Glancing over my shoulder, I found Selsie glowering at the
picture. The front door was only feet away. I could make it to safety if I sprinted,
so I had to ask. “Cat,” I signed and pointed at the photograph, made a motion
of eating. Selsie’s untrimmed eyebrows pinched.
“Sibyl eat cats?” she asked.
Sibyl, was it? “No,” I said slowly. “Cats eat Sibyl?”
Selsie laughed the laughter of those who have never heard
laughter before. “No!” she said, then spelled D-A-L-L-A-S.
“Your sister lives in Dallas ?”
She nodded, still laughing. “Sibyl hates cats. I keep them. She
moves to Dallas .”
I was almost disappointed. No skeleton in the basement. No great
murder mystery to solve. “I wish my sister would move to Dallas .” Selsie leaned so she could see my
mouth better. “My sister!” I enunciated more clearly. “She’s a pain. She
mothers me and bosses me around, even though she’s three years younger than me.
And all she thinks about are shoes and Barbie dolls. It’s disgusting.”

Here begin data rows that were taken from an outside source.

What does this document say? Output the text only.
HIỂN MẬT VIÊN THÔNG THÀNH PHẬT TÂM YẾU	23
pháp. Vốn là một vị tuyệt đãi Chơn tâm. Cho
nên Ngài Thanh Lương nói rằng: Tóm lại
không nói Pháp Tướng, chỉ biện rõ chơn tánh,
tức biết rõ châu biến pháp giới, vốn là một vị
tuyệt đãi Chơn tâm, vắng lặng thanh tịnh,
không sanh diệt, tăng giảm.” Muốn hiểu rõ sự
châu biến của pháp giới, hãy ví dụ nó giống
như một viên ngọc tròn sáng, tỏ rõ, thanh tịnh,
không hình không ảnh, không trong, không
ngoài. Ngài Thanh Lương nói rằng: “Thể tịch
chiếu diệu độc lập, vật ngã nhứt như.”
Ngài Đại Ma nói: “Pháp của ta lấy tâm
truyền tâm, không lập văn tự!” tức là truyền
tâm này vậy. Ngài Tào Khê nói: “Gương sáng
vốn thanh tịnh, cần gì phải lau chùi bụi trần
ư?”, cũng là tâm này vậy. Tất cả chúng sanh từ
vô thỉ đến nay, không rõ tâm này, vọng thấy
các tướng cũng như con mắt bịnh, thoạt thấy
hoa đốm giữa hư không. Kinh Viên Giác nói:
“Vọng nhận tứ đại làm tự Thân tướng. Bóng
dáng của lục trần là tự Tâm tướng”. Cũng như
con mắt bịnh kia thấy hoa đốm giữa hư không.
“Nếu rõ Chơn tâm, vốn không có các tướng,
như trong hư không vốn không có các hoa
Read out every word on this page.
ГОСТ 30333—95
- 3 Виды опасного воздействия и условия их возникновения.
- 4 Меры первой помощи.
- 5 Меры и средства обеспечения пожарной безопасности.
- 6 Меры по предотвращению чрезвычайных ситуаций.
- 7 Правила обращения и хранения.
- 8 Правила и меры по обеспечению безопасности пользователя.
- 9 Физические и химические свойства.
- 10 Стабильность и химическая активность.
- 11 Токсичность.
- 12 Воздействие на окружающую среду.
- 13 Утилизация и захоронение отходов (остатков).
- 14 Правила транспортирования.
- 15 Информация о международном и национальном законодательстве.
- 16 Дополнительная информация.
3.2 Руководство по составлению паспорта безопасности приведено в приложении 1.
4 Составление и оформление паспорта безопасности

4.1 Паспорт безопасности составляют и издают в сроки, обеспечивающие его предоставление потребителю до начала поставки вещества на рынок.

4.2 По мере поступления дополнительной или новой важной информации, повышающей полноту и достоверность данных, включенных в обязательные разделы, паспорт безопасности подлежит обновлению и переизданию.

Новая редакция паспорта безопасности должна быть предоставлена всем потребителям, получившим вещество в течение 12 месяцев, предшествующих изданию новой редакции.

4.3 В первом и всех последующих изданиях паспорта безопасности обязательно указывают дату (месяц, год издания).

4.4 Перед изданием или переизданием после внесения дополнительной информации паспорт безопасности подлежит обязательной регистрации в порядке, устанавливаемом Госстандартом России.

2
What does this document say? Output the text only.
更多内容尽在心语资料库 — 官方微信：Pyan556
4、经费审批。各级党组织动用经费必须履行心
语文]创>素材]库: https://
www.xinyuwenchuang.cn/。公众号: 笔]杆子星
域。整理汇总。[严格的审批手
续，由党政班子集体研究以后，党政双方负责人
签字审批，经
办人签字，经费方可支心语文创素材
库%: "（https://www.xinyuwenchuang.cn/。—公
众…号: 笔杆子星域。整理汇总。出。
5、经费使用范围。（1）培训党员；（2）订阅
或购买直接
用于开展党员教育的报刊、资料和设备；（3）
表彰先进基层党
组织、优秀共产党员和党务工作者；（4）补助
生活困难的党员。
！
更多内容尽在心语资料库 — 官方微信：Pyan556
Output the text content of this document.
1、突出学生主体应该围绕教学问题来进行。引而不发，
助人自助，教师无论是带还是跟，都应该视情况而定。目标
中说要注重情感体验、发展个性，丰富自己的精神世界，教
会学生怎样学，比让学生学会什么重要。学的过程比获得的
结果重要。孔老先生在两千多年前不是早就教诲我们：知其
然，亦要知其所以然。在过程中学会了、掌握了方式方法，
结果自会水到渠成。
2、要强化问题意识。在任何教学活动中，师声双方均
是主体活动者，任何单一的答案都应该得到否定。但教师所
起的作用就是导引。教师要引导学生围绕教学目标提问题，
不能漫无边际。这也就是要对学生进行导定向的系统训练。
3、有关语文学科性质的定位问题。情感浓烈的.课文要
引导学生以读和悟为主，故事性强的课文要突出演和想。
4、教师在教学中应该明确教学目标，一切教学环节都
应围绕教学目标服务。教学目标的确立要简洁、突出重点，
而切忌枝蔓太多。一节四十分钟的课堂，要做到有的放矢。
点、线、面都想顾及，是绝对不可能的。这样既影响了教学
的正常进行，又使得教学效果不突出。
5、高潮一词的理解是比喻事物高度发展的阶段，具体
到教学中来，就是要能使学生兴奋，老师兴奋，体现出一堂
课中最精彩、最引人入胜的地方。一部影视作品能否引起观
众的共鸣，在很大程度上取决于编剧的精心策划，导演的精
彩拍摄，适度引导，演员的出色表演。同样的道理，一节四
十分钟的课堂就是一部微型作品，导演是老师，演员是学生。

I don’t think Selsie caught it all, but she smiled and asked,
“You don’t got a girl?”
I thought of Elizabeth McDuffy and downed the rest of that
cookie like I’d seen my dad throw back a shot of bourbon. “Well …,” I began.
“She’s a Freshman. I’m just a seventh grader. She don’t gimme the time of day.
But she said I was cute once. That was a long time ago, though, when I was
eight or something. Her being older ain’t bad, is it?”
Selsie debated a long time, gnawing her lower lip. At last she
sighed and told me to stay put. I heard her clattering around in the kitchen
cabinets, drag out a step stool, and go fishing for something hard to reach.
When she came back, she handed me a small glass bottle with a bulbous bottom
and a narrow neck that was stopped with a cork and wax, the old-old-fashioned
way. Inside was a liquid as red as lipstick and roses and Valentine’s Day. On
the side in worn gold letters, it said “Lov- -otion.”
Selsie scratched at her nape like she was nervous or shy about
giving it to me. “Your girl drink it. See you.” She shrugged to indicate the
rest.
I couldn’t believe it! Maybe Jimmy was right, after all. “Does
it really work?”
“Don’t know. I was saving it. But … you need it.”
Ah, the stacks of romance novels, the empty house, and a dusty
old love potion that had been handled so much that the label had worn off.
I touched her arm. “Thanks, Selsie.”
Jimmy was shivering outside the gate. “I was just about to go
for the cops.”
“Good cookies, man. You missed it.”
“You didn’t bring me one? Jackass.”
We hopped on our bikes and raced home, me with a secret tucked
in my pocket. It was the first I’d ever kept from Jimmy Harden. But I couldn’t
bring myself to tell him that he was right about Selsie. For Selsie’s sake.